Before embarking on a DG regimen, think deeply about your own financial goals. Perhaps you don't care about income, in which case the symptoms of hypo-incomism may not bother you one bit. In that case, do not seek treatment, you are doing fine.

If you do decide to address the symptoms of Low D, make sure to set forth a plan. Write it down. Your plan should encompass both your financial goals and choices of treatment. Once underway, you should monitor your progress and adjust dosage as needed. If you don't already perform an annual financial checkup, this is the time to start.

Important Safety Information

  • Self-treatment is not for everyone. Be sure you understand your own situation, and the risks of self-treatment, before you invest in anything.
  • DG treatments can result in too much income, turning hypo-incomism into hyper-incomism. This condition has not been highly studied. Potential dangers are unknown.
  • No peer-reviewed academic study has endorsed any of the treatment options described above. You're on your own, pal.
  • Your portfolio may become dangerously over-weighted with income-producing stocks. All of them may cut or eliminate their dividends at the same time, leaving you even deeper in hypo-incomism. Be sure to diversify, although this can be hard, because there are only about 500 stocks in all sectors to choose from. Be aware of the risks of stock-picking or holding fewer than 10,000 stocks in your portfolio.
  • DG treatments may cause you to become enthused about investing and meeting your financial goals.

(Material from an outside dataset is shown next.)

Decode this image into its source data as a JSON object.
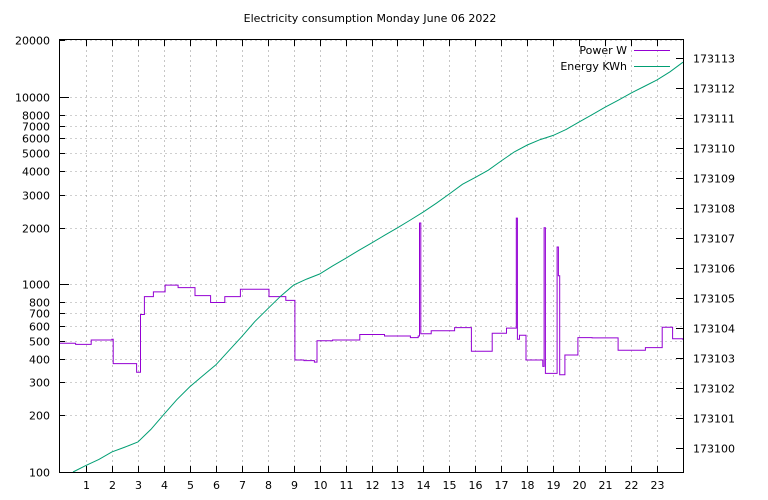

This may in turn lead casual observers, and even some professionals, to think you have become irrational, or to call you names like zealot or true believer, or to say that you display religious intensity and have a closed mind. You will have to learn to deal with this, because it is unlikely to stop any time soon.
  • Because most professionals have not studied Low D, they may mock you or say that your goals are not the right goals, or that they are incorrect or invalid. Your focus on income instead of total returns will be criticized. Or they may offer different treatment suggestions like, "Just sell a few shares."
  • You should consider the views of professionals, as well as the views expressed herein, very carefully. Compare and contrast. Give peer-reviewed academic studies the respect that they deserve.

Disclosure: I am long JNJ, KO, O, LO, MO. I wrote this article myself, and it expresses my own opinions. I am not receiving compensation for it (other than from Seeking Alpha). I have no business relationship with any company whose stock is mentioned in this article.